Selasa, 03 Juli 2012

Alangkah Lucunya Pendidikan kite



“Lho nyuru gue ngejelasin pentingnya pendidikan, sedangkan gue sendiri tidak yakin pendidikan itu penting”
“Waktu gue kuliah, gue pikir pendidikan itu penting, tapi setelah gue keluar kuliah baru ngerti ternyata pendidikan itu tidak penting”

Begitulah cuplikan menarik dari film “Alangkah Lucunya Negeri Ini”.
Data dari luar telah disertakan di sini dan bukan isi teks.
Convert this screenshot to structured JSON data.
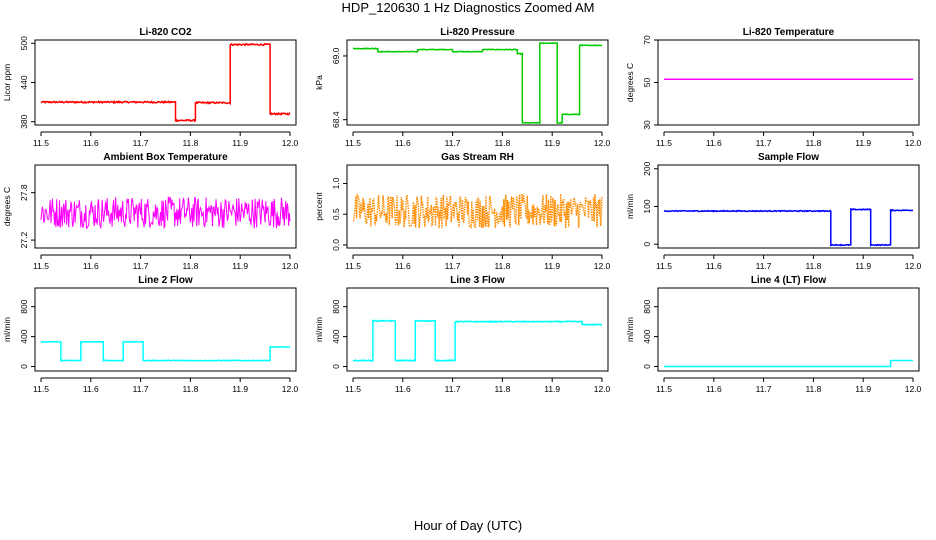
{
  "figure": {
    "title": "HDP_120630  1 Hz Diagnostics Zoomed AM",
    "xlabel": "Hour of Day (UTC)"
  },
  "chart_data": [
    {
      "type": "line",
      "title": "Li-820 CO2",
      "xlabel": "",
      "ylabel": "Licor ppm",
      "color": "#ff0000",
      "xlim": [
        11.5,
        12.0
      ],
      "xticks": [
        "11.5",
        "11.6",
        "11.7",
        "11.8",
        "11.9",
        "12.0"
      ],
      "ylim": [
        375,
        505
      ],
      "yticks": [
        380,
        440,
        500
      ],
      "ytick_labels": [
        "380",
        "440",
        "500"
      ],
      "noise": 1.2,
      "segments": [
        {
          "x": [
            11.5,
            11.77
          ],
          "y": 410
        },
        {
          "x": [
            11.77,
            11.81
          ],
          "y": 382
        },
        {
          "x": [
            11.81,
            11.88
          ],
          "y": 409
        },
        {
          "x": [
            11.88,
            11.96
          ],
          "y": 498
        },
        {
          "x": [
            11.96,
            12.0
          ],
          "y": 392
        }
      ]
    },
    {
      "type": "line",
      "title": "Li-820 Pressure",
      "xlabel": "",
      "ylabel": "kPa",
      "color": "#00cc00",
      "xlim": [
        11.5,
        12.0
      ],
      "xticks": [
        "11.5",
        "11.6",
        "11.7",
        "11.8",
        "11.9",
        "12.0"
      ],
      "ylim": [
        68.35,
        69.15
      ],
      "yticks": [
        68.4,
        69.0
      ],
      "ytick_labels": [
        "68.4",
        "69.0"
      ],
      "noise": 0.003,
      "segments": [
        {
          "x": [
            11.5,
            11.55
          ],
          "y": 69.07
        },
        {
          "x": [
            11.55,
            11.63
          ],
          "y": 69.04
        },
        {
          "x": [
            11.63,
            11.7
          ],
          "y": 69.06
        },
        {
          "x": [
            11.7,
            11.76
          ],
          "y": 69.04
        },
        {
          "x": [
            11.76,
            11.83
          ],
          "y": 69.06
        },
        {
          "x": [
            11.83,
            11.84
          ],
          "y": 69.02
        },
        {
          "x": [
            11.84,
            11.875
          ],
          "y": 68.37
        },
        {
          "x": [
            11.875,
            11.91
          ],
          "y": 69.12
        },
        {
          "x": [
            11.91,
            11.92
          ],
          "y": 68.37
        },
        {
          "x": [
            11.92,
            11.955
          ],
          "y": 68.45
        },
        {
          "x": [
            11.955,
            11.96
          ],
          "y": 69.1
        },
        {
          "x": [
            11.96,
            12.0
          ],
          "y": 69.1
        }
      ]
    },
    {
      "type": "line",
      "title": "Li-820 Temperature",
      "xlabel": "",
      "ylabel": "degrees C",
      "color": "#ff00ff",
      "xlim": [
        11.5,
        12.0
      ],
      "xticks": [
        "11.5",
        "11.6",
        "11.7",
        "11.8",
        "11.9",
        "12.0"
      ],
      "ylim": [
        30,
        70
      ],
      "yticks": [
        30,
        50,
        70
      ],
      "ytick_labels": [
        "30",
        "50",
        "70"
      ],
      "noise": 0,
      "segments": [
        {
          "x": [
            11.5,
            12.0
          ],
          "y": 51.5
        }
      ]
    },
    {
      "type": "line",
      "title": "Ambient Box Temperature",
      "xlabel": "",
      "ylabel": "degrees C",
      "color": "#ff00ff",
      "xlim": [
        11.5,
        12.0
      ],
      "xticks": [
        "11.5",
        "11.6",
        "11.7",
        "11.8",
        "11.9",
        "12.0"
      ],
      "ylim": [
        27.1,
        28.15
      ],
      "yticks": [
        27.2,
        27.8
      ],
      "ytick_labels": [
        "27.2",
        "27.8"
      ],
      "noise": 0.2,
      "segments": [
        {
          "x": [
            11.5,
            12.0
          ],
          "y": 27.55
        }
      ]
    },
    {
      "type": "line",
      "title": "Gas Stream RH",
      "xlabel": "",
      "ylabel": "percent",
      "color": "#ff8c00",
      "xlim": [
        11.5,
        12.0
      ],
      "xticks": [
        "11.5",
        "11.6",
        "11.7",
        "11.8",
        "11.9",
        "12.0"
      ],
      "ylim": [
        -0.05,
        1.3
      ],
      "yticks": [
        0.0,
        0.5,
        1.0
      ],
      "ytick_labels": [
        "0.0",
        "0.5",
        "1.0"
      ],
      "noise": 0.28,
      "dotted": true,
      "segments": [
        {
          "x": [
            11.5,
            12.0
          ],
          "y": 0.55
        }
      ]
    },
    {
      "type": "line",
      "title": "Sample Flow",
      "xlabel": "",
      "ylabel": "ml/min",
      "color": "#0000ff",
      "xlim": [
        11.5,
        12.0
      ],
      "xticks": [
        "11.5",
        "11.6",
        "11.7",
        "11.8",
        "11.9",
        "12.0"
      ],
      "ylim": [
        -10,
        210
      ],
      "yticks": [
        0,
        100,
        200
      ],
      "ytick_labels": [
        "0",
        "100",
        "200"
      ],
      "noise": 1.2,
      "segments": [
        {
          "x": [
            11.5,
            11.835
          ],
          "y": 88
        },
        {
          "x": [
            11.835,
            11.875
          ],
          "y": -2
        },
        {
          "x": [
            11.875,
            11.915
          ],
          "y": 92
        },
        {
          "x": [
            11.915,
            11.955
          ],
          "y": -2
        },
        {
          "x": [
            11.955,
            12.0
          ],
          "y": 90
        }
      ]
    },
    {
      "type": "line",
      "title": "Line 2 Flow",
      "xlabel": "",
      "ylabel": "ml/min",
      "color": "#00ffff",
      "xlim": [
        11.5,
        12.0
      ],
      "xticks": [
        "11.5",
        "11.6",
        "11.7",
        "11.8",
        "11.9",
        "12.0"
      ],
      "ylim": [
        -60,
        1050
      ],
      "yticks": [
        0,
        400,
        800
      ],
      "ytick_labels": [
        "0",
        "400",
        "800"
      ],
      "noise": 4,
      "segments": [
        {
          "x": [
            11.5,
            11.54
          ],
          "y": 330
        },
        {
          "x": [
            11.54,
            11.58
          ],
          "y": 80
        },
        {
          "x": [
            11.58,
            11.625
          ],
          "y": 330
        },
        {
          "x": [
            11.625,
            11.665
          ],
          "y": 80
        },
        {
          "x": [
            11.665,
            11.705
          ],
          "y": 330
        },
        {
          "x": [
            11.705,
            11.96
          ],
          "y": 80
        },
        {
          "x": [
            11.96,
            12.0
          ],
          "y": 260
        }
      ]
    },
    {
      "type": "line",
      "title": "Line 3 Flow",
      "xlabel": "",
      "ylabel": "ml/min",
      "color": "#00ffff",
      "xlim": [
        11.5,
        12.0
      ],
      "xticks": [
        "11.5",
        "11.6",
        "11.7",
        "11.8",
        "11.9",
        "12.0"
      ],
      "ylim": [
        -60,
        1050
      ],
      "yticks": [
        0,
        400,
        800
      ],
      "ytick_labels": [
        "0",
        "400",
        "800"
      ],
      "noise": 6,
      "segments": [
        {
          "x": [
            11.5,
            11.54
          ],
          "y": 80
        },
        {
          "x": [
            11.54,
            11.585
          ],
          "y": 610
        },
        {
          "x": [
            11.585,
            11.625
          ],
          "y": 80
        },
        {
          "x": [
            11.625,
            11.665
          ],
          "y": 610
        },
        {
          "x": [
            11.665,
            11.705
          ],
          "y": 80
        },
        {
          "x": [
            11.705,
            11.96
          ],
          "y": 600
        },
        {
          "x": [
            11.96,
            12.0
          ],
          "y": 560
        }
      ]
    },
    {
      "type": "line",
      "title": "Line 4 (LT) Flow",
      "xlabel": "",
      "ylabel": "ml/min",
      "color": "#00ffff",
      "xlim": [
        11.5,
        12.0
      ],
      "xticks": [
        "11.5",
        "11.6",
        "11.7",
        "11.8",
        "11.9",
        "12.0"
      ],
      "ylim": [
        -60,
        1050
      ],
      "yticks": [
        0,
        400,
        800
      ],
      "ytick_labels": [
        "0",
        "400",
        "800"
      ],
      "noise": 0,
      "segments": [
        {
          "x": [
            11.5,
            11.955
          ],
          "y": 0
        },
        {
          "x": [
            11.955,
            12.0
          ],
          "y": 80
        }
      ]
    }
  ]
}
Cuplikan itu diambil dari pemeran Samsul yang mempunyai gelar sarjana pendidikan. Dia baru merasakan bahwa pendidikan itu tidak penting dan tidak bermanfaat sama sekali untuk dia bahkan juga untuk orang lain setelah lulus dari kuliahnya. Padahal  dulunya, dia mendewa-dewakan yang namanya pendidikan. Mungkin, ia sudah termakan oleh pemahan kebanyakan orang bahwa dengan pendidikan manusia bisa berguna dan akan mendapatkan penghidupan (pekerjaan) yang layak. Makanya ia susah payah melanjutkan keperguruan tinggi, namun akhirnya penyesalan yang ia dapat.
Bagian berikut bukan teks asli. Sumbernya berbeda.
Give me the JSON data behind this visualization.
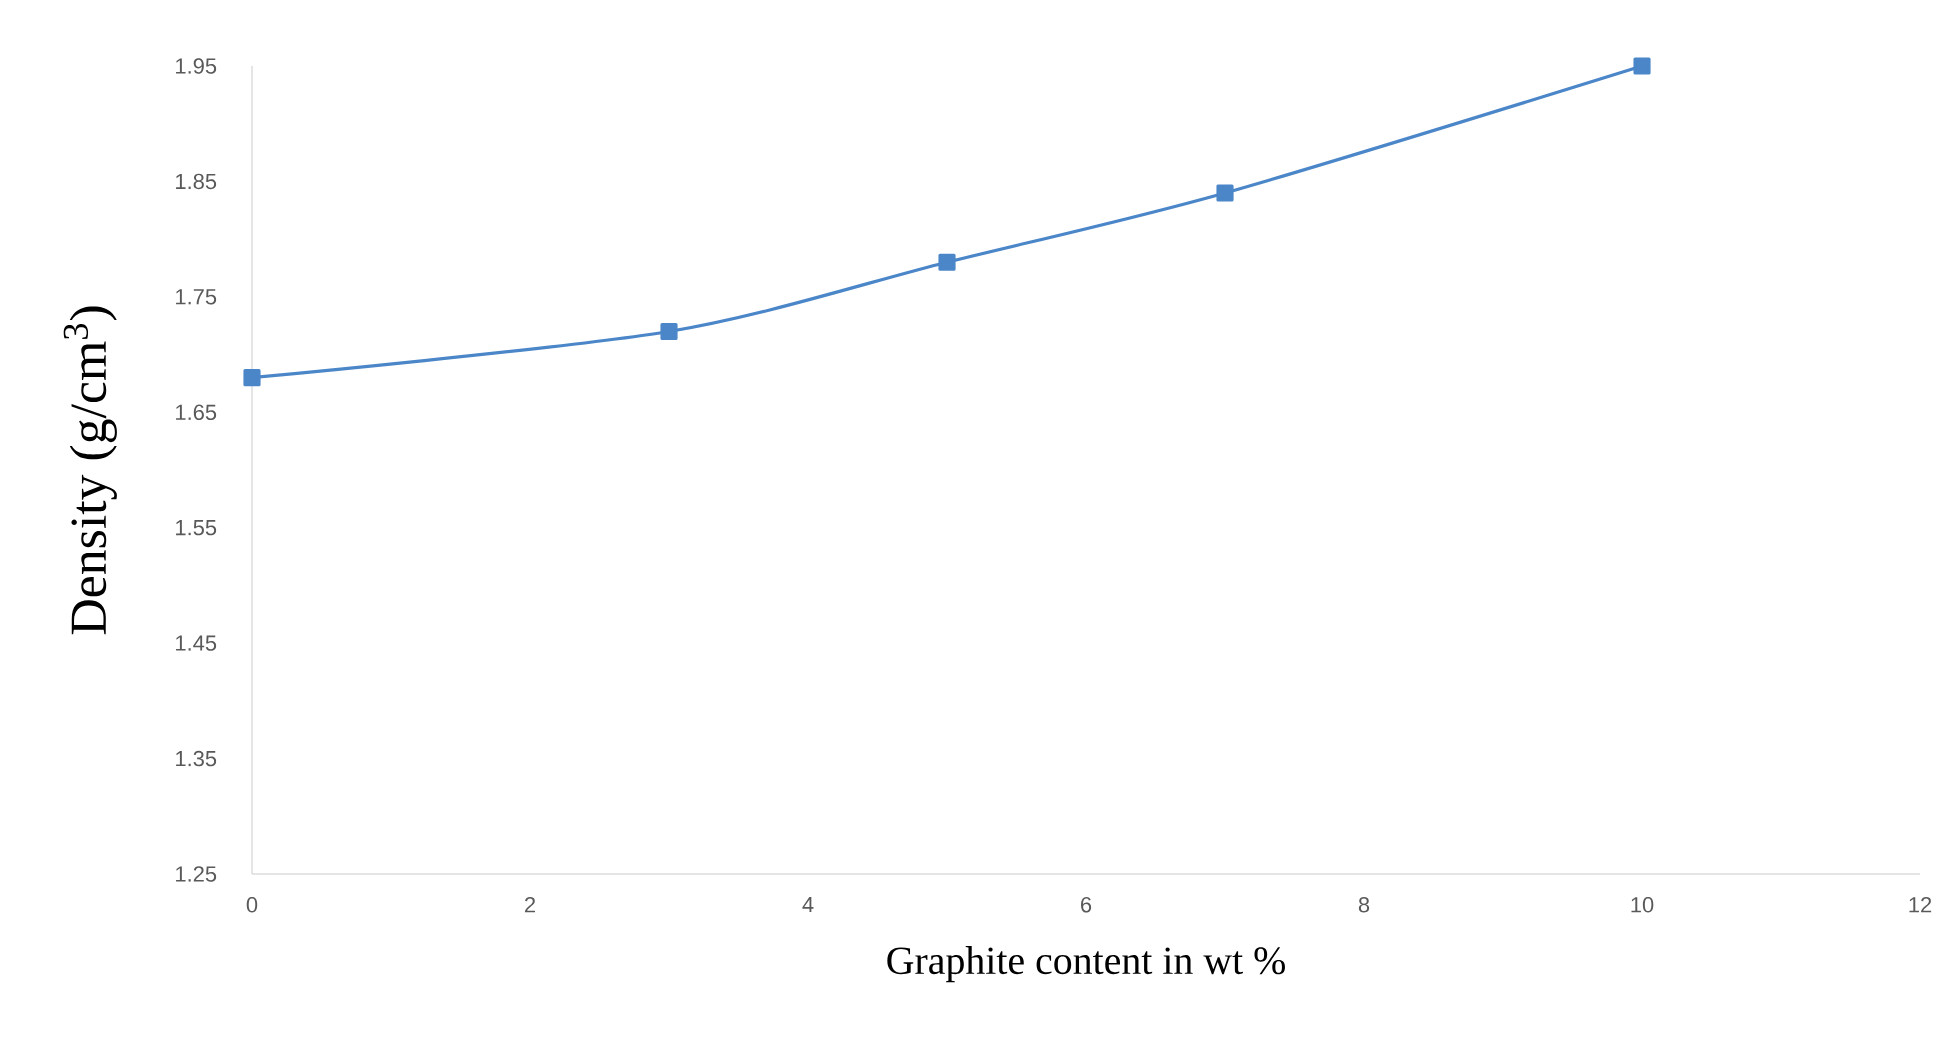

Cuplikan itu merupakan bentuk kekecewaan Samsul pada negeri ini yang sama sekali tidak menghargai kemampuan rakyat kecil. Bagi Samsul, hal itu patut diucapkan karena dia setelah lulus kuliah lalu melamar pekerjaan, eh ternyata bukan kemampuannya yang ditanyatakan tetapi uang yang pertama kali dibicarakan sebagai pelicin bagi kelolosannya masuk kerja. Bayangkan hal demikian itu terjadi pada diri kita, maka saya yakin kita akan mengata-ngatai pendidikan sebagai sebuah proses yang melebarkan jurang ketidakadilan dan sebagai mata rantai dari proses pemiskinan sistemik.  
Kalau demikian, memang benar bahwa pendidikan tidak penting tapi yang penting adalah uang karena bagi kebanyakan orang, uang adalah segala-segalanya. Sehingga dengan demikian, orang miskin sepintar siapapun dilarang memperoleh pekerjaan yang layak. Rekrutmen CPNS di berbagai daerah tak jarang mendapat kritik keras dari masyarakat karena banyaknya kejanggalan yang terjadi, mulai dari pembocoran soal hingga sanak keluarga dan teman dekatnya yang diloloskan.
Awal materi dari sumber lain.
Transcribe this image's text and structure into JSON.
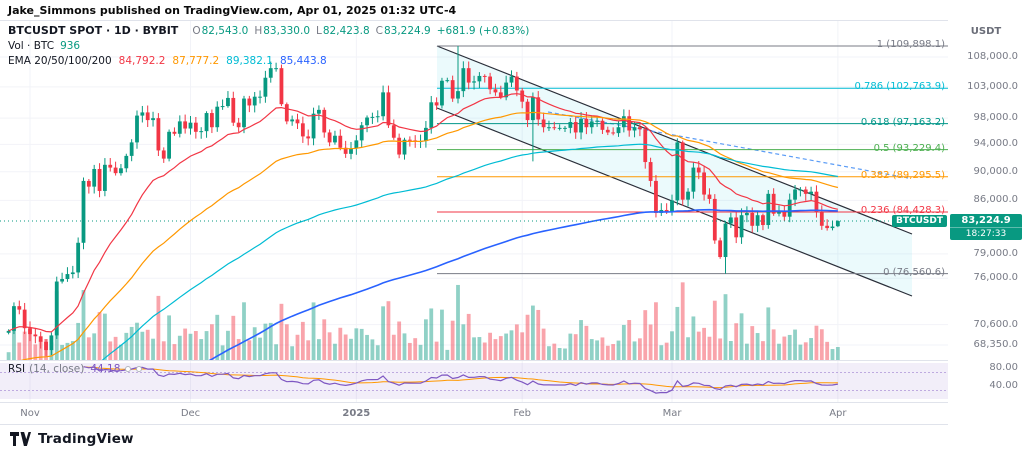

Tokoh Samsul merupukan representasi dari sejuta makhluk produk sekolahan yang tidak mempunyai jaringan sama sekali yang ada di birokrasi negeri ini. Sudah menjadi rahasia umum bagi bangsa ini, bahwa untuk mendapatkan pekerjaan yang layak sesuai dengan kemampuannya kalau tidak mempunyai jaringan atau keluarga yang bisa menolong dari birokrasi itu mustakhil bisa mendapat pekerjaan yang sesuai keahliannya, atau sepintar siapapun orang di negeri ini kalau tidak mempunyai uang pelicin ketika melamar kerja mustakhil bisa lolos dan mendaptkan pekerjaan yang layak.  
Tak ubahnya Samsul, S.Pd. Jaja Mihardja yang memerankan sebagai Haji Sarbini juga menentang akan pentingnya pendidikan. Berkali-kali ia mengatakan kepada Dedi Mizwar bahwa pendidikan itu tidak penting. Bahkan karena kekesalannya Kang Jaja bagitu banyak orang menyebutnya mengatakan kepada Mizwar “pendidikan itu penting kalau ada koneksi, kalau gak, percuma”.
Cuplikan kekecewaan yang sering diucapkan oleh masyarakat Indonesia terutama bagi mereka yang pernah merasakan kekecewaan yang diakibatkan masalah jaringan dan uang pelican dalam masuk kerja, sebenarnya kurang tepat diucapkan bagi wajah pendidikan dan wajah birokrasi negera ini, karena sudah banyak produk pendidikan (sekolah) yang mampu memeberi warna bagi kehidupan berbangsa ini. Pakaian yang kita pakai sehari-hari merupakan contoh terkecil bahwa pendidikan itu penting. Atau kata Darmaningtyas dalam sebuah bukunya menyebutkan bahwa dengan pendidikan manusia tidak mudah ditipu.
Tetapi kalau dilihat lebih dalam lagi pernyataan itu tampaknya ada benarnya, karena tak jarang kita temui manusia produk pendidikan (sekolah) yang masih melakukan tindakan yang tidak diperbolehkan oleh hukum Negara dan agama. Hal itu sungguh menyimpang dari garis tujuan pendidikan yang mengharapkan bagi insan pendidikan, semakin tinggi ilmunya diharapkan semakin mempunyai moral yang tinggi pula. Dalam perkataan Paulo Friere semakin tinggi ilmunya semakin manusiawi orang itu.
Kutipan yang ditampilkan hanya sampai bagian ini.